An emergency No. 3 quarterback who was planning to redshirt just a couple weeks ago, sophomore Jalon Daniels could remain the Kansas football team’s starting QB after helping the Jayhawks pull off an upset win at Texas this past weekend.
Although KU head coach Lance Leipold said Tuesday during his weekly press conference he’s “probably not” going to officially name a starting QB heading into this week’s road game at TCU, Leipold said Daniels is “all in” on playing during the final two weeks of the season, even though that would mean no longer redshirting.
Asked if Daniels would start in the road finale, Leipold replied: “It could be that way.” The coach also said Daniels is “going to play.”
Daniels completed 21 of his 30 passes for 202 yards, threw three touchdowns and ran for another in KU’s striking 57-56 overtime victory in Austin, Texas.
After Daniels played so well, the coaches knew they needed to find out whether the QB would be interested in diverting from the previous plan for his 2021 season, which was to redshirt. Leipold said he had “a lot of conversations” over the past few days, with offensive coordinator Andy Kotelnicki, quarterbacks coach Jim Zebrowski and Daniels, as well as the QB’s parents.
“We told the family that we would respect their decision on what they want to do,” Leipold said.
KU’s head coach said the whole process was one of the more positive collaborative decisions he’s been a part of.
The result of the Texas game and Daniels’ role in it, of course, changed everything.
“He sees the momentum of what this team is doing, what it’s done for our locker room and he’s all in to help us build this program and he wants to play,” Leipold said of Daniels’ ultimate willingness to scrap a redshirt year and play in KU’s final two games.
The start at Texas was the 6-foot, 215-pound QB’s first of the season. Though Daniels competed with junior Jason Bean and senior Miles Kendrick for the starting job throughout the preseason, Bean won the top spot on the depth chart and went on to start KU’s first nine games.
However, both Bean and Kendrick suffered injuries during the first half of KU’s home loss to Kansas State on Nov. 6. That made it necessary for Daniels to finish that game at QB, marking his third appearance of 2021 as a reserve. When Bean’s injury lingered in the days leading up to KU’s trip to Texas, Daniels prepped for the potential start, and no one was sure whether he would play beyond that this season.
The 19-year old from Lawndale, Calif., hadn’t started a game since 2020, when he spent most of the pandemic-shortened season as KU’s No. 1 QB, even though he was a true freshman at the time. In seven appearances (six starts) a year ago, Daniels only threw one TD pass while going 76-for-152 (50%) through the air, with 718 passing yards and four interceptions.
This past Saturday, after completing 70% of his throws, not turning the ball over and hitting fullback Jared Casey for a high stakes two-point conversion to win the game, Daniels told reporters he’s “definitely a totally different quarterback out there” this year.
The contrast in his abilities to execute as a QB, Daniels said, has to do with the mental aspect of playing the position.
“Being able to see blitzes coming pre-snap, being able to see coverages pre-snap, seeing what they’re doing,” Daniels said of how he has improved since his freshman year.
He now has a much better feel for what his receivers are about to encounter and what certain defensive fronts mean for the play KU is about to run.
“These are things that coming into college I had to learn,” Daniels said. “I had to learn over time. Honestly, this offseason really did that for me.”
If Daniels plays for KU at TCU on Saturday (3 p.m., ESPN+) as planned, it will mark his fifth appearance of the season, officially putting an end to the previous plans, because four is the maximum number of games for a redshirt player.
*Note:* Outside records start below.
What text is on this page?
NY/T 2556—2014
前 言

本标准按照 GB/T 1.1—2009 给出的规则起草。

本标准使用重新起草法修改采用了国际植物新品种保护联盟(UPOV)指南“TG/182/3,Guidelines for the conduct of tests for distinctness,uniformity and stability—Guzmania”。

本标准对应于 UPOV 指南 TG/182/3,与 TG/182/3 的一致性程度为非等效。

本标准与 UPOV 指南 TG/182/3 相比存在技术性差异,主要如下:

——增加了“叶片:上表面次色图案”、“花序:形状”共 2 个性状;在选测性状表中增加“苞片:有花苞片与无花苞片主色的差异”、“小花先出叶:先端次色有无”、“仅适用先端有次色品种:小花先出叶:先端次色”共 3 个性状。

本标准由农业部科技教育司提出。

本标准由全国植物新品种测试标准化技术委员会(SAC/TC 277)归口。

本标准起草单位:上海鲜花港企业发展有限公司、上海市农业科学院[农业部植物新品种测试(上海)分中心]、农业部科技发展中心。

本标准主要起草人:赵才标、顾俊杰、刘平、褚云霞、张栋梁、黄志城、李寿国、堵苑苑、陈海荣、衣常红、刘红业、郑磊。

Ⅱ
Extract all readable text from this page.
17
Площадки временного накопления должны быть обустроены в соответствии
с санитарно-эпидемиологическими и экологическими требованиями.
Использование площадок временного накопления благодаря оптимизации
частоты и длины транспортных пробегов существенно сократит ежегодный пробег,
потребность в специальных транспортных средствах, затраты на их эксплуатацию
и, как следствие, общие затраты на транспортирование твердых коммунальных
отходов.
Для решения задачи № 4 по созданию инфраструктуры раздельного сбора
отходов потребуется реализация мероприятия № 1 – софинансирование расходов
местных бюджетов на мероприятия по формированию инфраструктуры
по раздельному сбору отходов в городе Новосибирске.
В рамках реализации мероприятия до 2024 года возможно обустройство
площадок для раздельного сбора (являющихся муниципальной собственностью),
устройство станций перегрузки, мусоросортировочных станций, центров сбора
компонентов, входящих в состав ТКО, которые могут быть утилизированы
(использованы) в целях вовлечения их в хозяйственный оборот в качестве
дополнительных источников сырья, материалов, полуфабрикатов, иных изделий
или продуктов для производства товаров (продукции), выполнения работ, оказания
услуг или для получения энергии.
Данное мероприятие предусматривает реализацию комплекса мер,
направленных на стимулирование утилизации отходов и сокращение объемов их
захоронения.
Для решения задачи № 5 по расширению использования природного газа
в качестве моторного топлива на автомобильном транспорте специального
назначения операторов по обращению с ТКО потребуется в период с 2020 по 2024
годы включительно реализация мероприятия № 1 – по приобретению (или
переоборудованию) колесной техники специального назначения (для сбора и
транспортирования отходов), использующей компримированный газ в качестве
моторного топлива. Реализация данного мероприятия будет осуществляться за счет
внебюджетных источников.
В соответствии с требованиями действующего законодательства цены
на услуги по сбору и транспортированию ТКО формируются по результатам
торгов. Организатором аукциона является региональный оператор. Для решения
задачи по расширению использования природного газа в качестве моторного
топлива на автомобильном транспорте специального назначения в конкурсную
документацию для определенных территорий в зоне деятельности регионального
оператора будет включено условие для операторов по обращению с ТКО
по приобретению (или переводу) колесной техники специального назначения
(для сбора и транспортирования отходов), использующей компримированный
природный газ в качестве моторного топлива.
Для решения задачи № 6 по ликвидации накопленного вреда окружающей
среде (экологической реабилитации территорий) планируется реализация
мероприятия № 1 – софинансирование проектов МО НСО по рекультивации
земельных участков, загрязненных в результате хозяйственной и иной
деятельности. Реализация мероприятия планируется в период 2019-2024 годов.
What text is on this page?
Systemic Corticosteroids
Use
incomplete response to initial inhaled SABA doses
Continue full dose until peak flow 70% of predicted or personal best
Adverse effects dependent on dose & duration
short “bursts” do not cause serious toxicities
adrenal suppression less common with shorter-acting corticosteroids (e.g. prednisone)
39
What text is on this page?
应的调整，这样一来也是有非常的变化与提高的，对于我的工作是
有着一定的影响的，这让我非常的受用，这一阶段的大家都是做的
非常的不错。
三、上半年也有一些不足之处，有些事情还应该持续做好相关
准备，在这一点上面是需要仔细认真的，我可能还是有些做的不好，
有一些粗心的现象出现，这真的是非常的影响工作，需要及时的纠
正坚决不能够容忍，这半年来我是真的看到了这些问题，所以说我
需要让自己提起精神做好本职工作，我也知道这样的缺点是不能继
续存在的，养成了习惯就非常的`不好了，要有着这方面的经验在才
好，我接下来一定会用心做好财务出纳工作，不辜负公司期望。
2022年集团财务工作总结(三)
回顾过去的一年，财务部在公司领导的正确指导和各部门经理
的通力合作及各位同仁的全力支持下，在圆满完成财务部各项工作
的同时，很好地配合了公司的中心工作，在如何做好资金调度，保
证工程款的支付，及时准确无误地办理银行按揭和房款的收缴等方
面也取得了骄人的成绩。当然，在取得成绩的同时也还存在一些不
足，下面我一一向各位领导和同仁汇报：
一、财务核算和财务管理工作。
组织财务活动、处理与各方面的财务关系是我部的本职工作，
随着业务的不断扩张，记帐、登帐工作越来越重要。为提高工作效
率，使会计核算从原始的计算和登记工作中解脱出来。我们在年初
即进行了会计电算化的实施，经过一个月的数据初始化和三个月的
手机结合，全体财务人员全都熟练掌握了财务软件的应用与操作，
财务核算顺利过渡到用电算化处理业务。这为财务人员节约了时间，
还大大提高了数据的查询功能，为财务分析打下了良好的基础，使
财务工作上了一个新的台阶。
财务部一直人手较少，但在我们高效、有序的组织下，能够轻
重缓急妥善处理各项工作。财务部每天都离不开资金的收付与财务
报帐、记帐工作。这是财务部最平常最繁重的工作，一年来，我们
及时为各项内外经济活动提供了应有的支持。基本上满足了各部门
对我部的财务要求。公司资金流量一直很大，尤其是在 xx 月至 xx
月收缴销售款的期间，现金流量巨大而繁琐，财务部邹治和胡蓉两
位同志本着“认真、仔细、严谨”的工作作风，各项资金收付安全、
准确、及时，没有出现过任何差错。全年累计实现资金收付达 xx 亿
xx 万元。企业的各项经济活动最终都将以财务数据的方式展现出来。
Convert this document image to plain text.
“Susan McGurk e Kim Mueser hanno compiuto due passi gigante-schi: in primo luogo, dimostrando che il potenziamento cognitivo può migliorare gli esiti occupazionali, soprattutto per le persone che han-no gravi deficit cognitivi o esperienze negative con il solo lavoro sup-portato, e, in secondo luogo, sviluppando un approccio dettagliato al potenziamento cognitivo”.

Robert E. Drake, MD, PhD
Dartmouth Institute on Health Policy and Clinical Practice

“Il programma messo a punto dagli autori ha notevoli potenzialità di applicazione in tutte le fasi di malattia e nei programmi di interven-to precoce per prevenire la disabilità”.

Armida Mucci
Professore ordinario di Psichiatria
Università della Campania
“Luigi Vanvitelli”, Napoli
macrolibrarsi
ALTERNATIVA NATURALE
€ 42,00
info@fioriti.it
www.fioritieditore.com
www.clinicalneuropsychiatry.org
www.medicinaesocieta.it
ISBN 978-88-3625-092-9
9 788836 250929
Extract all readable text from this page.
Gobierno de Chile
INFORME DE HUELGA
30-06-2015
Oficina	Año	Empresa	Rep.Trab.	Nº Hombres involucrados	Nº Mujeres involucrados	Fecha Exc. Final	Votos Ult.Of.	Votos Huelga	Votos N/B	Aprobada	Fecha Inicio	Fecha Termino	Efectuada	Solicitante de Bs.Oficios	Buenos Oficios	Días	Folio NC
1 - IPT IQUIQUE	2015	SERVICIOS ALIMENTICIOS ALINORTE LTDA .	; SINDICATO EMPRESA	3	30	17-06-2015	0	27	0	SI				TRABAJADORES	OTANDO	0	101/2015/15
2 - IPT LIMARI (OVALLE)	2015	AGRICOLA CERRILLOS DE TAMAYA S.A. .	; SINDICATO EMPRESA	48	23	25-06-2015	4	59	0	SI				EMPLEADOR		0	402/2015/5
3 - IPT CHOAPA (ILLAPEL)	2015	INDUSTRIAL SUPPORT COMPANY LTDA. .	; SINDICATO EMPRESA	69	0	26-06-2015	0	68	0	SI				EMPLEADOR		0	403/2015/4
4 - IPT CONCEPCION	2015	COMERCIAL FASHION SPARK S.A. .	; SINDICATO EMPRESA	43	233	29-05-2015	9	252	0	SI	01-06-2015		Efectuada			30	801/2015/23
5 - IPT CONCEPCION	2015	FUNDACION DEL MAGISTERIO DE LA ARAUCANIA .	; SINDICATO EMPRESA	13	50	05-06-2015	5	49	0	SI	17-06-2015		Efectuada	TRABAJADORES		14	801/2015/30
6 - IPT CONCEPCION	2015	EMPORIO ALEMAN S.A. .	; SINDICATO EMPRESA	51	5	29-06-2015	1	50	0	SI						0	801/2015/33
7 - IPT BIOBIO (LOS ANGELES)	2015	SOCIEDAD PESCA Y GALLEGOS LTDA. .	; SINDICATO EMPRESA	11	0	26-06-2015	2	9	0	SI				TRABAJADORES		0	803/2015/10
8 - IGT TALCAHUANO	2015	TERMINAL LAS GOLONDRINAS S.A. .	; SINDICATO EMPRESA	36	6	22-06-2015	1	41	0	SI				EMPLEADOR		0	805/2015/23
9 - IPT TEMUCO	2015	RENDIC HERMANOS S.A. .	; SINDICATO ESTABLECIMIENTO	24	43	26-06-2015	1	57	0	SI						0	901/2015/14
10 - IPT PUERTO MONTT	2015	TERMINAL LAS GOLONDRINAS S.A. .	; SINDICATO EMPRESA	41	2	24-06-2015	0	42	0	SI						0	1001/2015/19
However, Daniels, like any player who was on a roster in 2020, can still take advantage of the NCAA’s blanket eligibility waiver from the pandemic. That would allow him to enter the 2022 season as the equivalent of a sophomore, with three more full seasons left to play. Leipold also pointed out that if for some reason Daniels needed to redshirt in a future season, he still will have that option, as well.
Leipold said the initial decision to redshirt Daniels, which came earlier in the season, was not based on the young QB’s play or talents. Rather, the coach said, the staff wanted to give him some extra time for his maturation process as a QB.
When it came time to revisit that idea over the past few days, Leipold said he didn’t want to dictate to Daniels and force the QB to play. The coach wanted to go with whatever decision the QB thought was best for him, because Leipold wants his players to know they can trust their head coach.
“If I break that and tell him he has to play,” Leipold said, “what does that do? What does it do to the locker room? What does it do for the future of the program?”
Leipold said the coaches were hoping Daniels would reach the decision that he did.
“It was one of the more unique balancing act decisions that I’ve had to make,” Leipold said. “But I was very comfortable with how I stated it, because I know that I’m being true to the player himself.”